Nous serions ici éloignés du vœu poétique de laisser une trace. Du poème dont la puissance est de laisser trace (René Char). Quelques vers plus loin le poète termine en suspension ce premier texte (en italiques) du recueil :
« Tu es ce que tu écris
et ce que tu écris
est Autre
… »
Ainsi le souhait du poète serait-il d’exercer une écriture du présent, dans la différence ?
L’appel habite la parole du poème (tel est défini Ce dont il ne reste rien, comme un long et seul poème) :
« La parole comme un rêve se fait serpent
souffle par les nues
appelle d’entre les temps
le jaillissement d’une soif ».
Parole fébrile à laquelle le réel, fugace et fugitif, échappe quelque peu, glisse sur des écueils en scintillement des apparences, d’un rien peut-être, mais qui nous fait cueilleur d’éphémères saisis d’un trait par le poète, dans le frôlement d’une lueur, « d’une avancée dans le silence ».
« On se sait là. A peine présents. Presque déjà partis.
Entre deux éclats d’une résonance qui n’est pas tout à
fait la nôtre. Qui n’est pas tout à fait visible ».
Le poète Lionel Jung-Allégret interroge et capte le mouvement des ondes et des éléments du monde où nous passons, arrête de ses mots le passage d’instants au cœur insondable d’une lumière traversant « toutes choses. Toutes mourantes ». Ce dont il ne reste rien s’appréhende peut-être là, dans ce qui ne se prend pas faute d’accroches saisissables, dans ce qui passe avant de s’éteindre.
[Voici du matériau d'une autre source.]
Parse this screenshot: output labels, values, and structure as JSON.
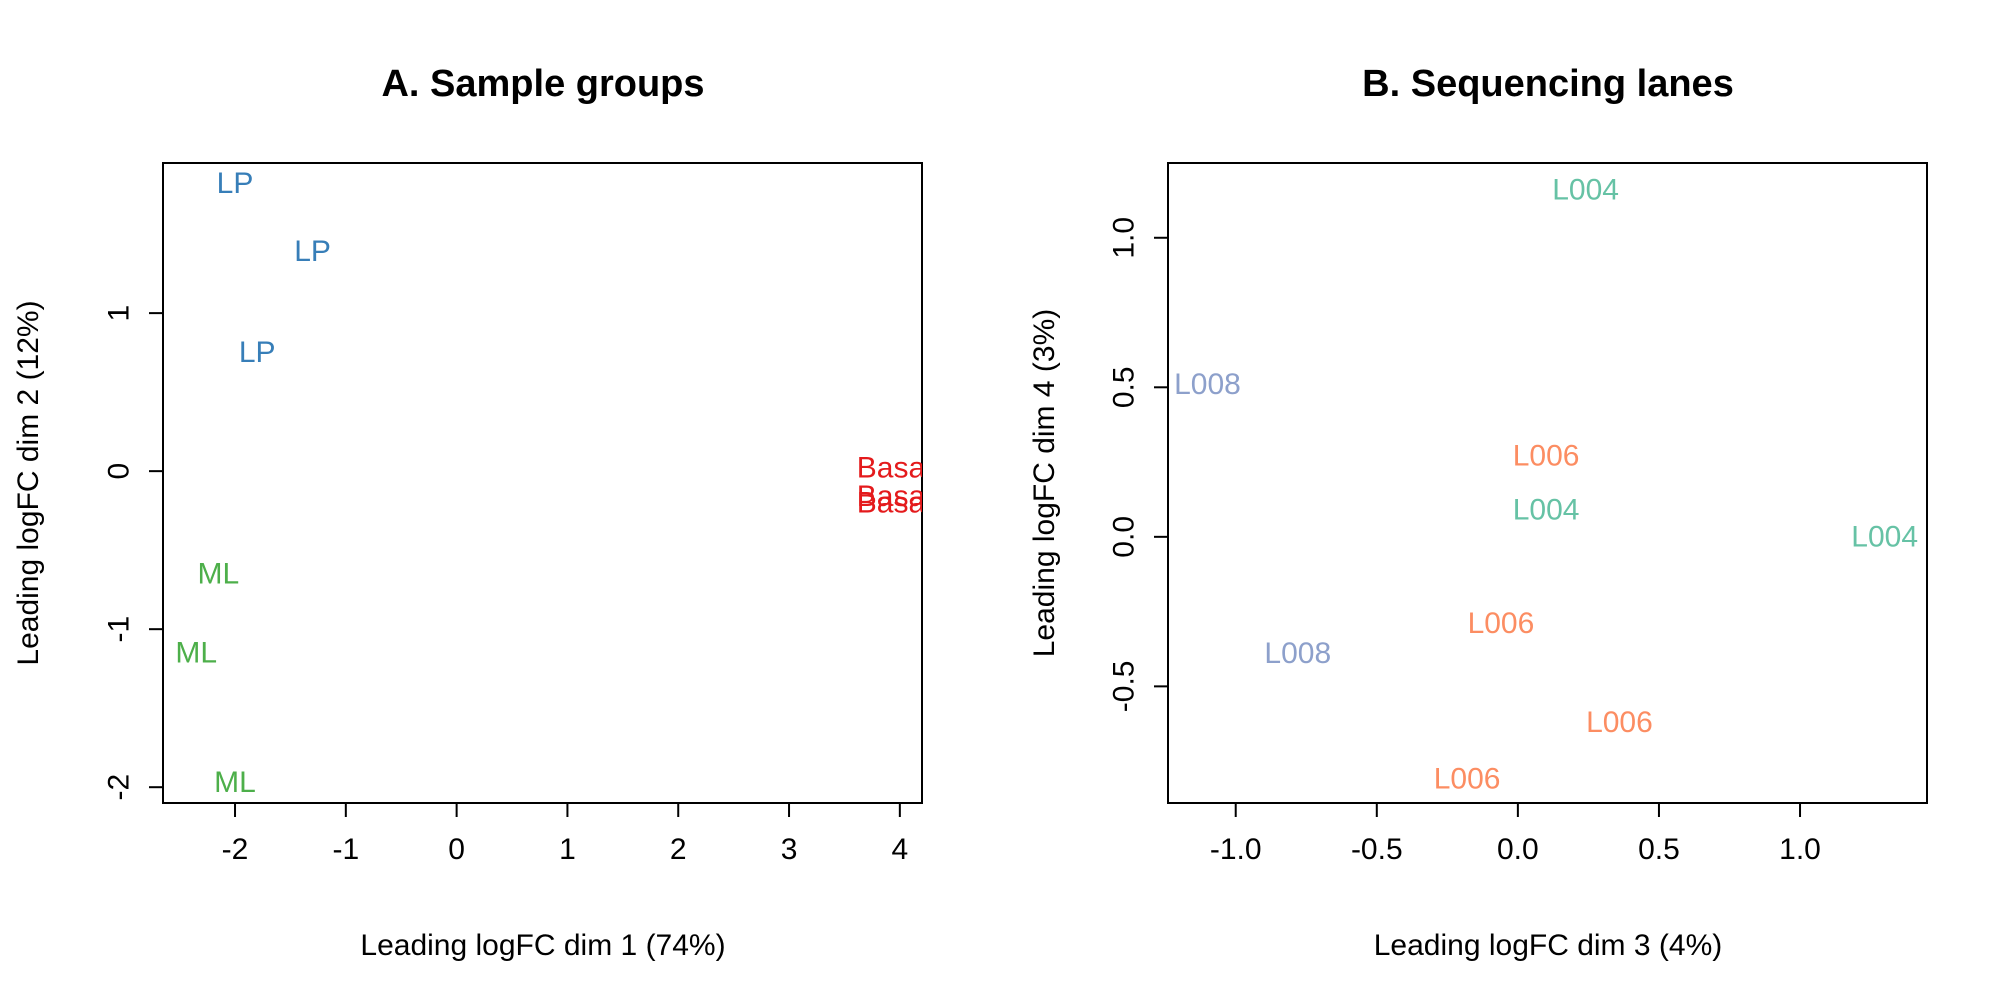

Et qui (se) fixe (par) le poème. « Une simple lueur où nous passons. / Qui glisse et qui s’efface ».
Cette fugacité, cette vie mourante des choses ne nous offrent du monde qu’une fraction de ses vibrations, de ses résonances.
« On regarde le monde dans une fraction.
Une marche si lente. Hors de portée. Presque
suspendue. Peut-être déjà l’amorce d’un recul
quelque chose qui vient ou s’en revient et dont on
connaît si peu ».
La poésie de Lionel Jung-Allégret est d’étincelle. Si le feu l’étreint soudain, l’extinction s’ensuit, « que l’on ne sait nommer. / Ne saurait voir. / À qui l’on s’abandonne malgré sa fuite à l’infini ».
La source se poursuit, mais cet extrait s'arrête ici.